Yes, after four deployments to Iraq I can say my back hurts. My knees hurt, I loathe running. Now lets add in the weight of the rifle (M-16 weighs 7.9 pounds), ammo, plus water (Camelback), plus all the other crap we have to carry. And if its in Afghanistan - then you have to add in the weight of the rucksack, plus cold weather gear. On average 100 pounds.

When I got on the scale in Germany to leave for Iraq in 2003, I weighed 180 pounds. Then I had to get back on with all my gear -- 350 pounds. Did it suck? Yuppers. But it is what I decided to do. I wasn't drafted. I volunteered.

No about PTSD. Battle fatigue, Shell Shock. Whatever you want to call it. "IT" DOES exist. Any Veteran who tries to tell you otherwise is only kidding themselves. Stories of battle fatigue are as old as war. Case in point. World War II, General Patton on arriving at a 1st Infantry Division Field Hospital sees many Soldiers wounded in "glorious battle;" then he sees one kid of in a corner. Nothing appeared to be wrong. Soldier, when asked by GEN Patton "What's the matter with you?" replies "I can't take it anymore, the shelling." Patton becomes enraged and smacks the kids helmet off. Patton then threatens to shoot the Soldier. Was Patton right? Yes AND No.
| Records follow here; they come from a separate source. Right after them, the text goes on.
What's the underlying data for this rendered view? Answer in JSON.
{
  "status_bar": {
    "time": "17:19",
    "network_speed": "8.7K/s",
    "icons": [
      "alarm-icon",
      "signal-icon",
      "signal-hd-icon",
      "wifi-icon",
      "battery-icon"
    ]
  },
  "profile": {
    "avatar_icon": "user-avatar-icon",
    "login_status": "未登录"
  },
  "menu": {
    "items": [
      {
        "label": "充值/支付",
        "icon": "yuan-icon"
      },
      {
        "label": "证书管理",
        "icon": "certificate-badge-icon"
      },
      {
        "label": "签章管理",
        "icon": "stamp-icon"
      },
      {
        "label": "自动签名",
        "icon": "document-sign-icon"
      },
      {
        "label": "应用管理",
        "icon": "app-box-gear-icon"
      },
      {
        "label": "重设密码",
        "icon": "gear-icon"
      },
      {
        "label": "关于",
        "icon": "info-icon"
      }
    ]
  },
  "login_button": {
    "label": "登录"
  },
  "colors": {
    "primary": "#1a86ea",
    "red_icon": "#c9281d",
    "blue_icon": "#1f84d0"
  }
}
Patton in his diary wrote that "...he hoped to knock some good common sense in to the boy." The boy was taken out by the hospital staff, and checked out. Turns out the Soldier HAD battle-fatigue (shell shock, PTSD), and another ailment; dysentery. Which if left untreated can take out more than just one Soldier.
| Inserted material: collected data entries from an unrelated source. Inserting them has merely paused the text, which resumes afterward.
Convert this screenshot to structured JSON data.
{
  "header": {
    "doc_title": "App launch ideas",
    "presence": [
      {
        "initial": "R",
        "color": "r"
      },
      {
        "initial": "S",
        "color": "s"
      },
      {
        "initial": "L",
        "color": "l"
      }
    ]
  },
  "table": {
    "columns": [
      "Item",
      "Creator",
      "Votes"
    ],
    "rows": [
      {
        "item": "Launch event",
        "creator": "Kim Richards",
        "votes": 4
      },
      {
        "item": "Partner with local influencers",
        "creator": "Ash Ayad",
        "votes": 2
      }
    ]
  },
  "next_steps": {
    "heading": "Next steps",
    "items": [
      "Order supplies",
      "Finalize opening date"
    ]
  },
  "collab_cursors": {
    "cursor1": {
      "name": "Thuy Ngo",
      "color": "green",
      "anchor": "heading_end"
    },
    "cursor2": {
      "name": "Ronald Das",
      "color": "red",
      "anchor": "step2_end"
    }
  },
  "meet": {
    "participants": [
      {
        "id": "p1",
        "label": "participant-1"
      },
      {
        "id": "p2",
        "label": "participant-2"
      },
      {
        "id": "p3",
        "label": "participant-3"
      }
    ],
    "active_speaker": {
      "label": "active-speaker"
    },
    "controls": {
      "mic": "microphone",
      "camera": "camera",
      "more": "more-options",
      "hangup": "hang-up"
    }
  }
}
I see Soldiers deal with PTSD everyday. I know I deal with my own. I don't like explosions. Why? Because the week of July 8-14 2007 my little corner of Iraq was hit with over 400 rounds of 107mm rockets and 82mm mortars. July 10, 2007 saw 62 rounds of 82mm mortars landing between 50-200 meters from my desk. I don't like loud sounds. But that's just me.
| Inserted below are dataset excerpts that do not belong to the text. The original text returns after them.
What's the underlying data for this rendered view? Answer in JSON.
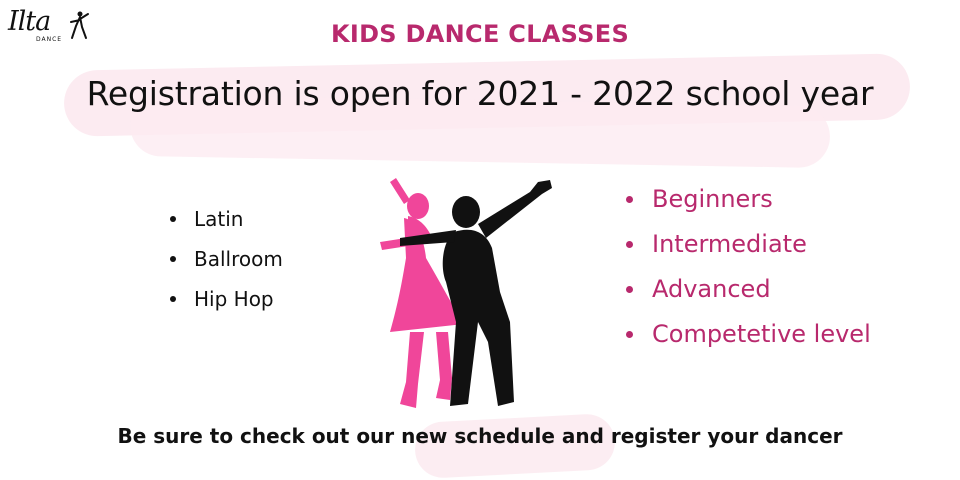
{
  "logo": {
    "wordmark": "Ilta",
    "subtext": "DANCE"
  },
  "header": {
    "kicker": "KIDS DANCE CLASSES",
    "headline": "Registration is open for 2021 - 2022 school year"
  },
  "styles": {
    "items": [
      "Latin",
      "Ballroom",
      "Hip Hop"
    ]
  },
  "levels": {
    "items": [
      "Beginners",
      "Intermediate",
      "Advanced",
      "Competetive level"
    ]
  },
  "footer": {
    "cta": "Be sure to check out our new schedule and register your dancer"
  },
  "colors": {
    "accent": "#b8296d",
    "pink_dancer": "#f0469a",
    "text": "#111111",
    "brush": "#fcebf1"
  }
}
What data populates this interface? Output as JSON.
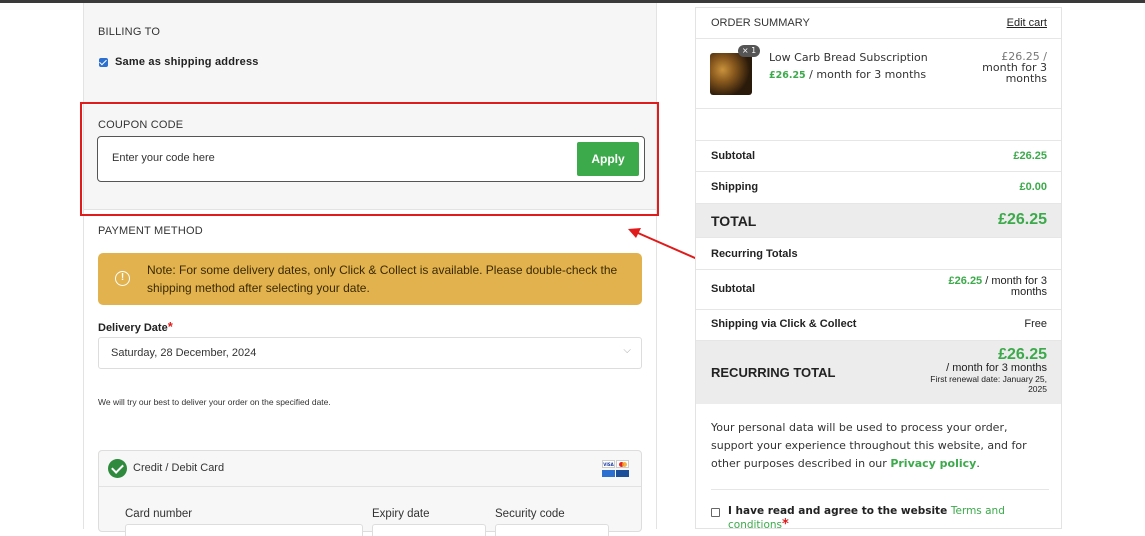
{
  "billing": {
    "heading": "BILLING TO",
    "same_label": "Same as shipping address"
  },
  "coupon": {
    "heading": "COUPON CODE",
    "placeholder": "Enter your code here",
    "apply_label": "Apply"
  },
  "payment": {
    "heading": "PAYMENT METHOD",
    "notice": "Note: For some delivery dates, only Click & Collect is available. Please double-check the shipping method after selecting your date.",
    "delivery_label": "Delivery Date",
    "required_star": "*",
    "delivery_value": "Saturday, 28 December, 2024",
    "delivery_note": "We will try our best to deliver your order on the specified date.",
    "card_option": "Credit / Debit Card",
    "card_number_label": "Card number",
    "expiry_label": "Expiry date",
    "security_label": "Security code"
  },
  "summary": {
    "heading": "ORDER SUMMARY",
    "edit_cart": "Edit cart",
    "item": {
      "qty_badge": "× 1",
      "name": "Low Carb Bread Subscription",
      "price_green": "£26.25",
      "price_suffix": " / month for 3 months",
      "right_price": "£26.25 /",
      "right_price2": "month for 3",
      "right_price3": "months"
    },
    "subtotal_label": "Subtotal",
    "subtotal_value": "£26.25",
    "shipping_label": "Shipping",
    "shipping_value": "£0.00",
    "total_label": "TOTAL",
    "total_value": "£26.25",
    "recurring_heading": "Recurring Totals",
    "rec_subtotal_label": "Subtotal",
    "rec_subtotal_green": "£26.25",
    "rec_subtotal_suffix": " / month for 3",
    "rec_subtotal_suffix2": "months",
    "rec_shipping_label": "Shipping via Click & Collect",
    "rec_shipping_value": "Free",
    "rec_total_label": "RECURRING TOTAL",
    "rec_total_value": "£26.25",
    "rec_total_period": "/ month for 3 months",
    "renewal_line1": "First renewal date: January 25,",
    "renewal_line2": "2025",
    "privacy_text": "Your personal data will be used to process your order, support your experience throughout this website, and for other purposes described in our ",
    "privacy_link": "Privacy policy",
    "privacy_end": ".",
    "terms_text": "I have read and agree to the website ",
    "terms_link": "Terms and conditions",
    "terms_star": "*"
  },
  "colors": {
    "accent_green": "#3caa4b",
    "notice_yellow": "#e2b24e",
    "annotation_red": "#e01b1b"
  },
  "icons": [
    "checkbox-icon",
    "info-icon",
    "chevron-down-icon",
    "check-circle-icon",
    "visa-icon",
    "mastercard-icon"
  ]
}
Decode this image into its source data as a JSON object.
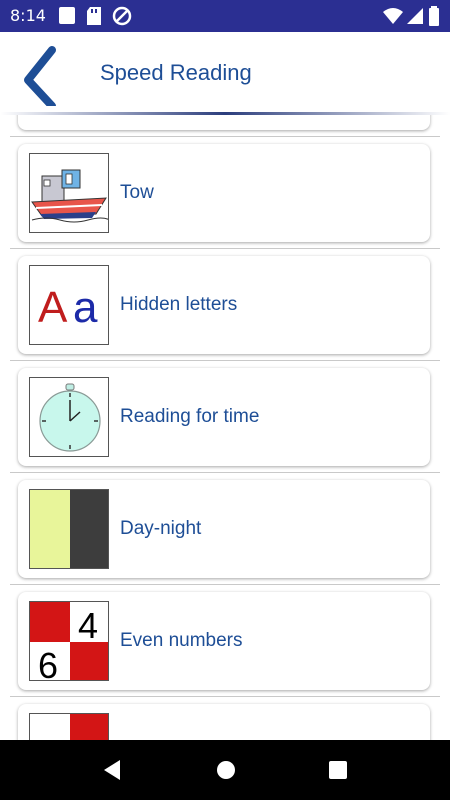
{
  "status_bar": {
    "time": "8:14"
  },
  "header": {
    "title": "Speed Reading"
  },
  "exercises": [
    {
      "label": "Tow",
      "icon": "boat-icon"
    },
    {
      "label": "Hidden letters",
      "icon": "letters-aa-icon",
      "icon_text_1": "A",
      "icon_text_2": "a"
    },
    {
      "label": "Reading for time",
      "icon": "stopwatch-icon"
    },
    {
      "label": "Day-night",
      "icon": "day-night-icon"
    },
    {
      "label": "Even numbers",
      "icon": "numbers-grid-icon",
      "icon_text_1": "4",
      "icon_text_2": "6"
    }
  ],
  "colors": {
    "accent": "#1e4e96",
    "status_bar": "#2b2f92"
  }
}
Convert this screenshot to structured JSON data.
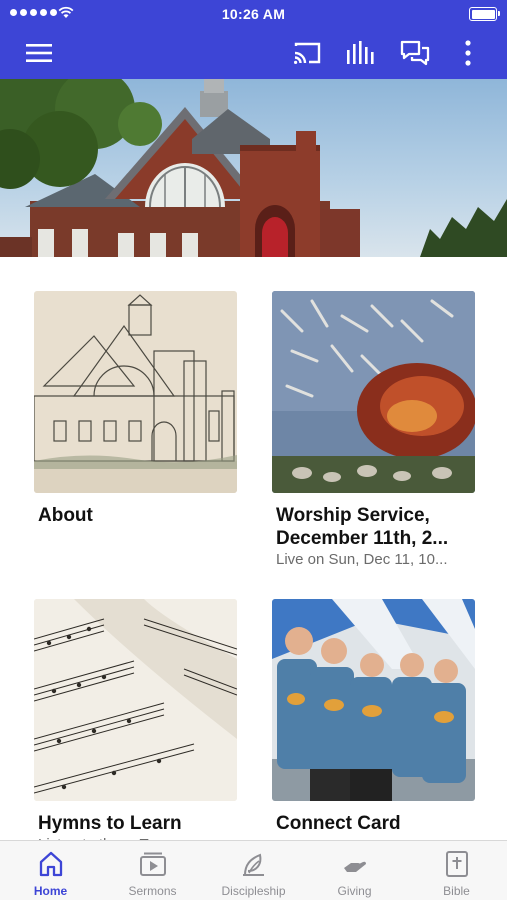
{
  "status_bar": {
    "time": "10:26 AM",
    "signal_icon": "signal-dots-icon",
    "wifi_icon": "wifi-icon",
    "battery_icon": "battery-icon"
  },
  "app_bar": {
    "color": "#3d45d6",
    "menu_icon": "hamburger-menu-icon",
    "actions": [
      "cast-icon",
      "audio-bars-icon",
      "chat-icon",
      "more-vertical-icon"
    ]
  },
  "hero": {
    "image": "church-building-photo"
  },
  "cards": [
    {
      "title": "About",
      "subtitle": "",
      "image": "church-sketch-illustration"
    },
    {
      "title_line1": "Worship Service,",
      "title_line2": "December 11th, 2...",
      "subtitle": "Live on Sun, Dec 11, 10...",
      "image": "abstract-painting"
    },
    {
      "title": "Hymns to Learn",
      "subtitle": "Listen to these T...",
      "image": "hymnal-pages-photo"
    },
    {
      "title": "Connect Card",
      "subtitle": "",
      "image": "group-photo"
    }
  ],
  "tabs": [
    {
      "label": "Home",
      "icon": "home-icon",
      "active": true
    },
    {
      "label": "Sermons",
      "icon": "video-play-icon",
      "active": false
    },
    {
      "label": "Discipleship",
      "icon": "sprout-icon",
      "active": false
    },
    {
      "label": "Giving",
      "icon": "giving-hands-icon",
      "active": false
    },
    {
      "label": "Bible",
      "icon": "bible-icon",
      "active": false
    }
  ],
  "accent_color": "#3d45d6",
  "inactive_tab_color": "#8e8e93"
}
The issue isn't; what Surfn2336 thinks as Soldiers being weaker. In fact it is just the opposite. Soldiers are becoming more resilient; we are able to bounce back after facing a potentially traumatic event. The difference between my service today and my fathers service in Korea (50-53); or hell, my grandfathers service in World War I has less to do with the Soldier, and MORE to do with the advancements in protective technology. Advancements in traumatic medical care. Advancements in psychiatry. And yes, advancements in man's propensity to kill another in a more efficient manner.

As General Sherman said in our own Civil War. "War is Hell."

Surfn2336
Surfn2336

Nothing about the Gulf or Iraq wars was remotely similar to what the soldiers endured in Vietnam and WW2 yet we seem to have a much larger number of PTSD style complaints, aches and pains etc. What is the deal. Is our new soldier weaker than those of the past? I worked with a guy who was in the "hamburger hill" area of vietnam. His stories make Iraq sound like a day at the playground.

JenniferGrassman
JenniferGrassman

I think our troops today suffer just as much as they did during WW1 & 2 and visa-versa. For that matter, if you look at photos of injuries from The Civil War, they were quite horrific. Part of what's different is modern technology and medical abilities. Not only can we fight our enemies a lot more effectively, but we can heal and diagnose a lot more things now than we could just 20 years ago.

Also, history only records certain facts. It's impossible to compare PTSD / shell shock statistics from past wars, because in a lot of cases, there are no statistics on record any longer.

Wyatt
Wyatt

It's a different culture now. PTSD wasn't something that was talked about post-WWII. Just because it's mentioned more now doesn't mean it happens more. It's just more acceptable to talk about it.

John Nova Lomax
John Nova Lomax

PTSD used to be called "shell shock" and it was a huge deal during and after World War I.

JenniferGrassman
JenniferGrassman

Agree! Even if you read about The Civil War or the American Revolution, you can find stories of men committing suicide, abandoning their families, or becoming alcoholics because they are emotionally devastated by what they've been through. War is a terrible thing, regardless of the century one lives in or the necessity of the battle.

JenniferGrassman
JenniferGrassman

Such an eye-opening article! Our troops & vets deserve much, MUCH better. Thank you John Lomax & Houston Press for covering this.